Amazon.com (NASDAQ:AMZN) is set to report earnings after the market closes on Thursday. And with the stock near an all-time high, there is a lot riding on these results.
Here are three things the online retail giant needs to deliver if it wants to stay in Wall Street's good graces.
Amazon could start by beating sales and profit estimates. That won't be hard as far as earnings go. Analysts expect just $0.06 a share in profit this quarter after Amazon booked a tiny $7 million -- or $0.01 a share -- in the same quarter last year. Luckily for the retailer, investors haven't demanded earnings growth from the company. It has managed just $42 million in operating income in the last 12 months, a period over which the stock has added billions in market capitalization.

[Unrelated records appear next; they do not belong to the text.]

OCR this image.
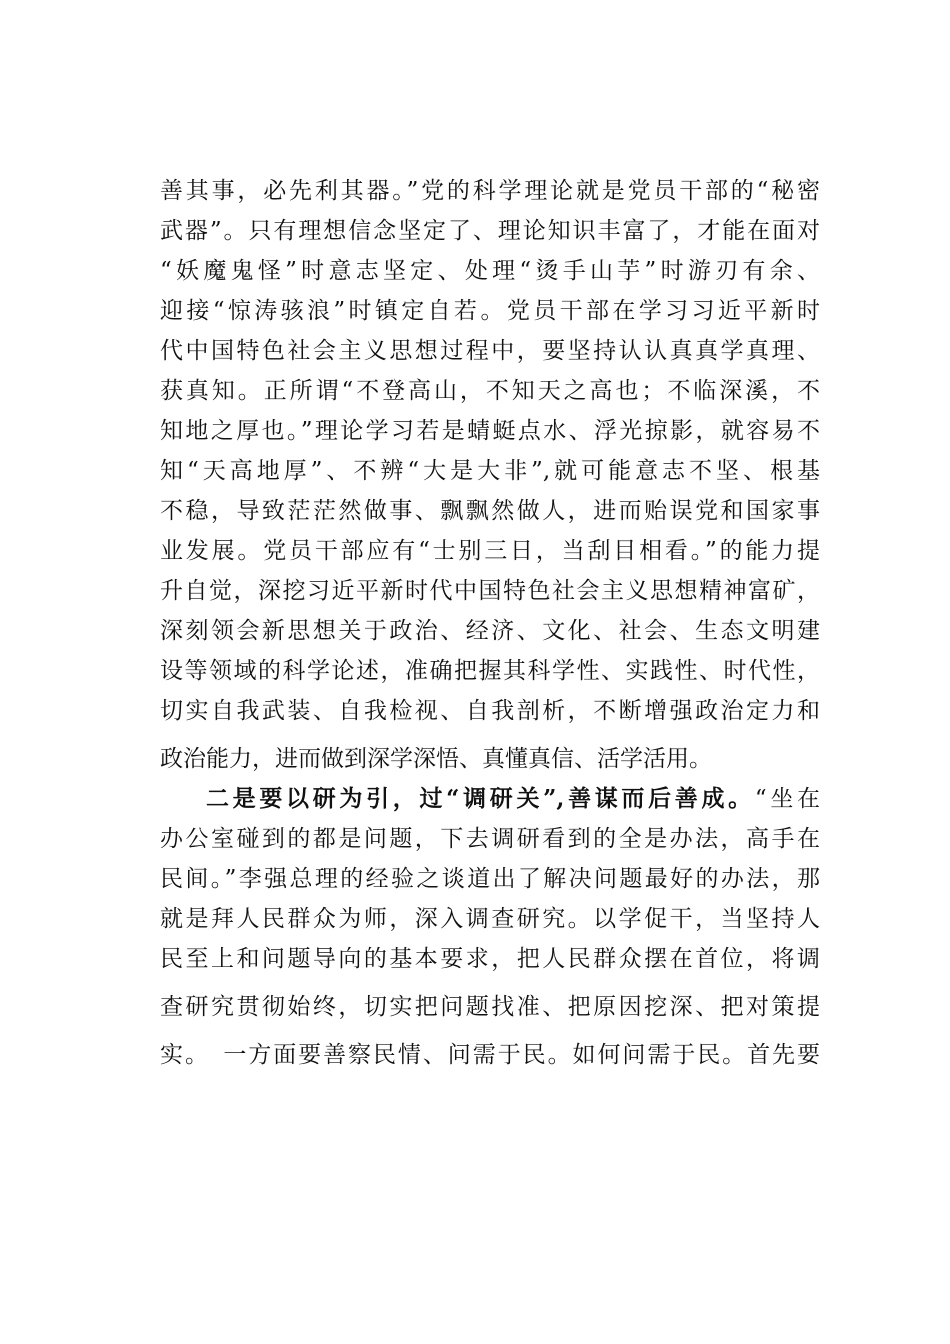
善其事，必先利其器。”党的科学理论就是党员干部的“秘密
武器”。只有理想信念坚定了、理论知识丰富了，才能在面对
“妖魔鬼怪”时意志坚定、处理“烫手山芋”时游刃有余、
迎接“惊涛骇浪”时镇定自若。党员干部在学习习近平新时
代中国特色社会主义思想过程中，要坚持认认真真学真理、
获真知。正所谓“不登高山，不知天之高也；不临深溪，不
知地之厚也。”理论学习若是蜻蜓点水、浮光掠影，就容易不
知“天高地厚”、不辨“大是大非”,就可能意志不坚、根基
不稳，导致茫茫然做事、飘飘然做人，进而贻误党和国家事
业发展。党员干部应有“士别三日，当刮目相看。”的能力提
升自觉，深挖习近平新时代中国特色社会主义思想精神富矿，
深刻领会新思想关于政治、经济、文化、社会、生态文明建
设等领域的科学论述，准确把握其科学性、实践性、时代性，
切实自我武装、自我检视、自我剖析，不断增强政治定力和
政治能力，进而做到深学深悟、真懂真信、活学活用。
二是要以研为引，过“调研关”,善谋而后善成。“坐在
办公室碰到的都是问题，下去调研看到的全是办法，高手在
民间。”李强总理的经验之谈道出了解决问题最好的办法，那
就是拜人民群众为师，深入调查研究。以学促干，当坚持人
民至上和问题导向的基本要求，把人民群众摆在首位，将调
查研究贯彻始终，切实把问题找准、把原因挖深、把对策提
实。　一方面要善察民情、问需于民。如何问需于民。首先要
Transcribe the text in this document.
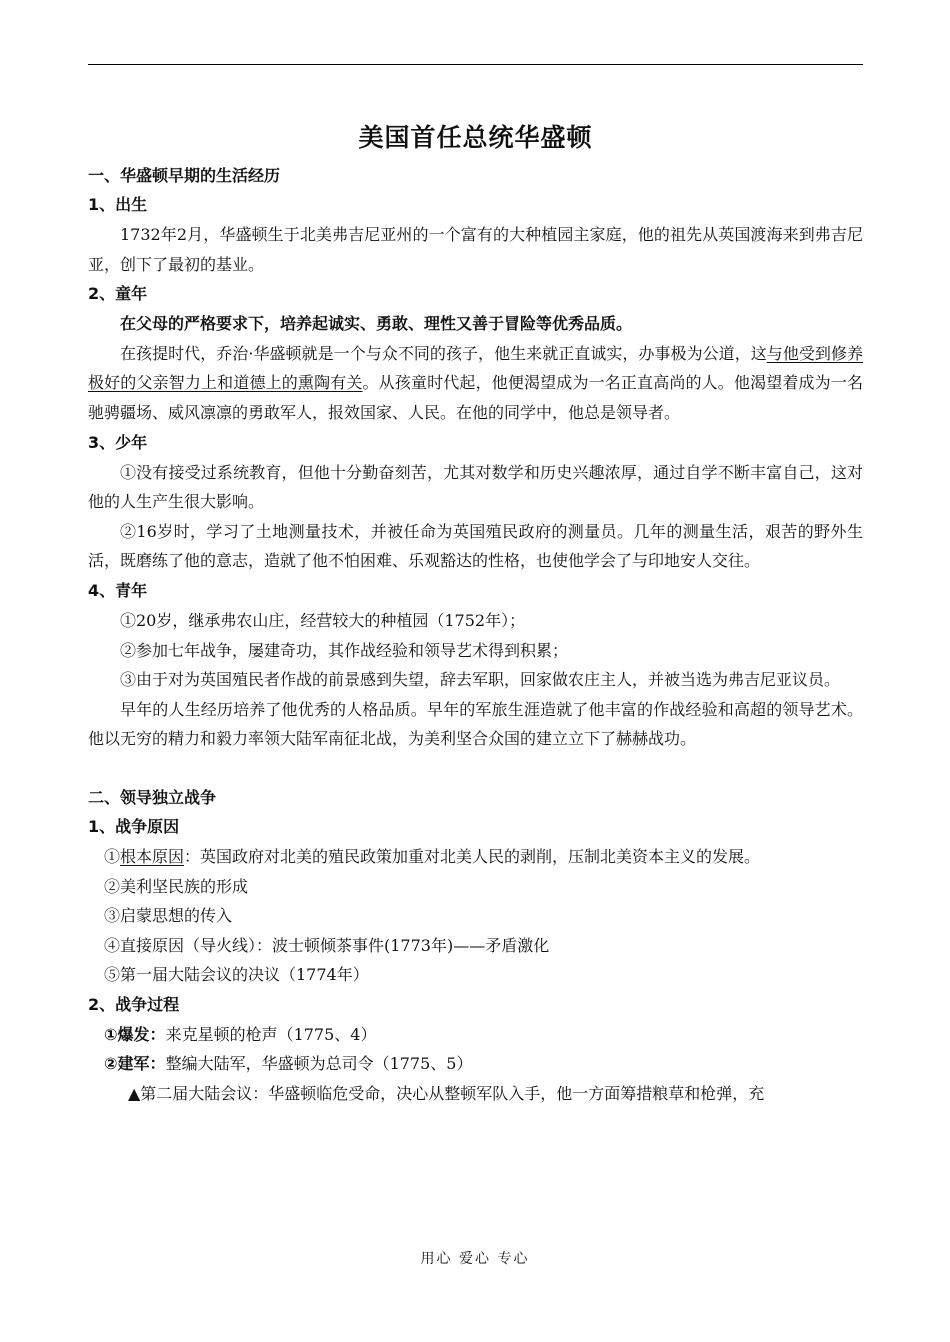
美国首任总统华盛顿
一、华盛顿早期的生活经历
1、出生

1732年2月，华盛顿生于北美弗吉尼亚州的一个富有的大种植园主家庭，他的祖先从英国渡海来到弗吉尼亚，创下了最初的基业。

2、童年

在父母的严格要求下，培养起诚实、勇敢、理性又善于冒险等优秀品质。

在孩提时代，乔治·华盛顿就是一个与众不同的孩子，他生来就正直诚实，办事极为公道，这与他受到修养极好的父亲智力上和道德上的熏陶有关。从孩童时代起，他便渴望成为一名正直高尚的人。他渴望着成为一名驰骋疆场、威风凛凛的勇敢军人，报效国家、人民。在他的同学中，他总是领导者。

3、少年

①没有接受过系统教育，但他十分勤奋刻苦，尤其对数学和历史兴趣浓厚，通过自学不断丰富自己，这对他的人生产生很大影响。

②16岁时，学习了土地测量技术，并被任命为英国殖民政府的测量员。几年的测量生活，艰苦的野外生活，既磨练了他的意志，造就了他不怕困难、乐观豁达的性格，也使他学会了与印地安人交往。

4、青年

①20岁，继承弗农山庄，经营较大的种植园（1752年）；

②参加七年战争，屡建奇功，其作战经验和领导艺术得到积累；

③由于对为英国殖民者作战的前景感到失望，辞去军职，回家做农庄主人，并被当选为弗吉尼亚议员。

早年的人生经历培养了他优秀的人格品质。早年的军旅生涯造就了他丰富的作战经验和高超的领导艺术。他以无穷的精力和毅力率领大陆军南征北战，为美利坚合众国的建立立下了赫赫战功。

二、领导独立战争
1、战争原因
①根本原因：英国政府对北美的殖民政策加重对北美人民的剥削，压制北美资本主义的发展。
②美利坚民族的形成
③启蒙思想的传入
④直接原因（导火线）：波士顿倾茶事件(1773年)——矛盾激化
⑤第一届大陆会议的决议（1774年）
2、战争过程
①爆发：来克星顿的枪声（1775、4）
②建军：整编大陆军，华盛顿为总司令（1775、5）
▲第二届大陆会议：华盛顿临危受命，决心从整顿军队入手，他一方面筹措粮草和枪弹，充
用心 爱心 专心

The bar is set much higher for sales growth, though. Amazon will need to boost revenue to at least $15.74 billion to meet expectations. That's about 23% higher than what it reported in the year-ago quarter. eBay, by comparison, managed just 12% sales growth in its online marketplace business over the second quarter.
Higher media sales
Notching a boost in digital content sales would help Amazon hit its higher target. CEO Jeff Bezos has made it clear that Amazon's tablet and e-reader strategy doesn't depend on profiting from the hardware, but instead aims to cash in on the sale of books and movies to those devices.
Investors haven't seen much evidence of that strategy working yet, though. Amazon's media sales growth slowed in the first quarter, to 7% from the 19% it reported a year before. With Barnes & Noble reporting a big drop in digital sales last month, and with Microsoft taking a hefty charge on its Surface RT tablets, Amazon will have to show how it can buck that trend and profit from its push into tablets and e-readers.
But the biggest hole in Amazon's business lately has been skyrocketing expenses. The company is boosting spending on everything from real estate to video content in an effort to compete in wildly different markets. And with the expansion of its same-day grocery business, Amazon risks spreading itself even thinner.
The company has made progress lowering its shipping costs, helping gross margin jump to 27% last quarter. That's proof that its investment in new warehouses and fulfillment centers was a smart one. Still, with operating expenses stuck near 100% of sales, Amazon needs to show similar progress in its other costly initiatives to justify the stock's premium valuation.